While waiting for an appointment during the 1930s Kandle came up with the idea of creating an electronic twenty-six string guitar that would use colored lights to change colors as the instrument was being played. She envisioned a guitar that would enable her to stand while playing it and would have a full sound like an organ and produce tones like a vibraharp. In 1937 Letritia’s father helped construct her large console Hawaiian guitar that consisted of top cast in aluminum with one eight-string and three six-string necks, sides made of wood that was covered with chrome-plated steel, and top and side panels made of glass. National installed electronic pickups and a 20-watt amplifier that utilized two twelve-inch JB Lansing field-coil speakers. Inside the glass panels a network of 120 colored lights that flashed and changed colors as it was played.
The instrument was premiered by Letritia, who was performing Hawaiian guitar with the Paul Whiteman Band, at Chicago’s Drake Hotel in 1937. The instrument was eventually named the Grand Letar by Whiteman based on the first two letters of Letritia’s name and the last three letters of the guitar. That same year Kandle demonstrated the Grand Letar at the 1937 National Music Trade Convention held in New York City.

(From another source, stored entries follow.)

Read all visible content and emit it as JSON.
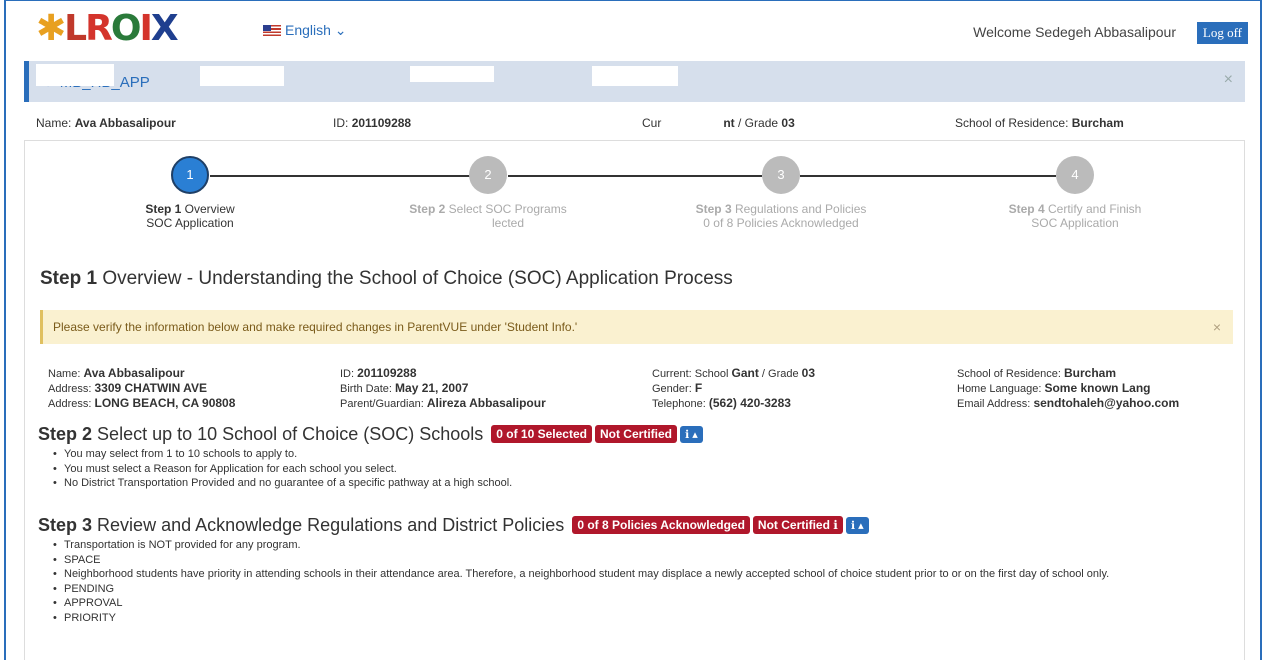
{
  "header": {
    "logo_text": "LROIX",
    "language_label": "English ⌄",
    "welcome_text": "Welcome Sedegeh Abbasalipour",
    "logoff_label": "Log off"
  },
  "app_bar": {
    "app_name": "⟳ MB_HB_APP",
    "close_icon": "×"
  },
  "student_summary": {
    "name_label": "Name:",
    "name_value": "Ava Abbasalipour",
    "id_label": "ID:",
    "id_value": "201109288",
    "current_label": "Cur",
    "current_value": "nt",
    "grade_label": "/ Grade",
    "grade_value": "03",
    "residence_label": "School of Residence:",
    "residence_value": "Burcham"
  },
  "steps": [
    {
      "number": "1",
      "title": "Step 1",
      "line1": "Overview",
      "line2": "SOC Application",
      "state": "active"
    },
    {
      "number": "2",
      "title": "Step 2",
      "line1": "Select SOC Programs",
      "line2": "lected",
      "state": "inactive"
    },
    {
      "number": "3",
      "title": "Step 3",
      "line1": "Regulations and Policies",
      "line2": "0 of 8 Policies Acknowledged",
      "state": "inactive"
    },
    {
      "number": "4",
      "title": "Step 4",
      "line1": "Certify and Finish",
      "line2": "SOC Application",
      "state": "inactive"
    }
  ],
  "step1_heading": {
    "bold": "Step 1",
    "text": "Overview - Understanding the School of Choice (SOC) Application Process"
  },
  "alert": {
    "text": "Please verify the information below and make required changes in ParentVUE under 'Student Info.'",
    "close_icon": "×"
  },
  "details": {
    "col1": [
      {
        "label": "Name:",
        "value": "Ava Abbasalipour"
      },
      {
        "label": "Address:",
        "value": "3309 CHATWIN AVE"
      },
      {
        "label": "Address:",
        "value": "LONG BEACH, CA 90808"
      }
    ],
    "col2": [
      {
        "label": "ID:",
        "value": "201109288"
      },
      {
        "label": "Birth Date:",
        "value": "May 21, 2007"
      },
      {
        "label": "Parent/Guardian:",
        "value": "Alireza Abbasalipour"
      }
    ],
    "col3": [
      {
        "label": "Current: School",
        "value": "Gant",
        "suffix_label": "/ Grade",
        "suffix_value": "03"
      },
      {
        "label": "Gender:",
        "value": "F"
      },
      {
        "label": "Telephone:",
        "value": "(562) 420-3283"
      }
    ],
    "col4": [
      {
        "label": "School of Residence:",
        "value": "Burcham"
      },
      {
        "label": "Home Language:",
        "value": "Some known Lang"
      },
      {
        "label": "Email Address:",
        "value": "sendtohaleh@yahoo.com"
      }
    ]
  },
  "step2": {
    "bold": "Step 2",
    "text": "Select up to 10 School of Choice (SOC) Schools",
    "badge_selected": "0 of 10 Selected",
    "badge_cert": "Not Certified",
    "info_button": "ℹ ▴",
    "bullets": [
      "You may select from 1 to 10 schools to apply to.",
      "You must select a Reason for Application for each school you select.",
      "No District Transportation Provided and no guarantee of a specific pathway at a high school."
    ]
  },
  "step3": {
    "bold": "Step 3",
    "text": "Review and Acknowledge Regulations and District Policies",
    "badge_ack": "0 of 8 Policies Acknowledged",
    "badge_cert": "Not Certified ℹ",
    "info_button": "ℹ ▴",
    "bullets": [
      "Transportation is NOT provided for any program.",
      "SPACE",
      "Neighborhood students have priority in attending schools in their attendance area. Therefore, a neighborhood student may displace a newly accepted school of choice student prior to or on the first day of school only.",
      "PENDING",
      "APPROVAL",
      "PRIORITY"
    ]
  }
}
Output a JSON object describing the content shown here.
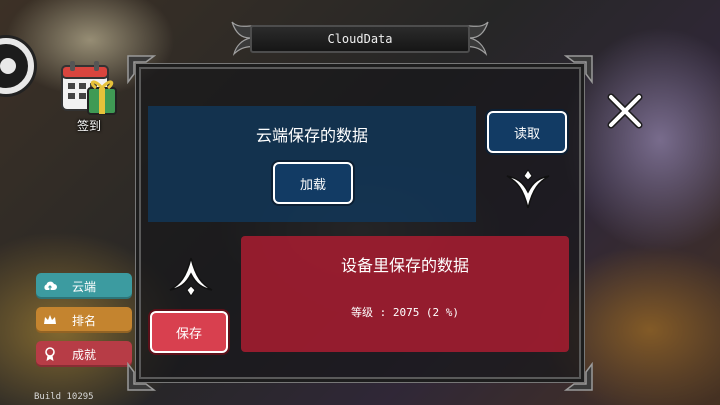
{
  "window": {
    "title": "CloudData"
  },
  "sidebar": {
    "calendar_label": "签到",
    "items": [
      {
        "label": "云端",
        "icon": "cloud-icon",
        "color": "#3c9ba0"
      },
      {
        "label": "排名",
        "icon": "crown-icon",
        "color": "#c4842f"
      },
      {
        "label": "成就",
        "icon": "medal-icon",
        "color": "#b73c46"
      }
    ]
  },
  "build": "Build 10295",
  "cloud": {
    "title": "云端保存的数据",
    "load_label": "加载",
    "read_label": "读取",
    "color": "#11385c"
  },
  "device": {
    "title": "设备里保存的数据",
    "level_text": "等级 : 2075 (2 %)",
    "save_label": "保存",
    "color": "#a51c30"
  },
  "icons": {
    "close": "close-icon",
    "transfer_down": "arrow-down-icon",
    "transfer_up": "arrow-up-icon"
  }
}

In 1939 Letritia’s father constructed a smaller and more portable electronic Hawaiian guitar that did not have internal amplification or lights, and she used it as a replacement for the Grand Letar. When Kandle wasn’t performing with the Kohala Girls or directing the forty-nine piece Chicago Plectrophonic Orchestra, she ran a music school in Chicago’s Kimball Building and wrote numerous articles several different music trade journals. In 1955 she married Walter Lay, a one-time bassist for the Chicago Plectrophonic Orchestra, and went to work for her father’s company which manufactured earth-boring equipment.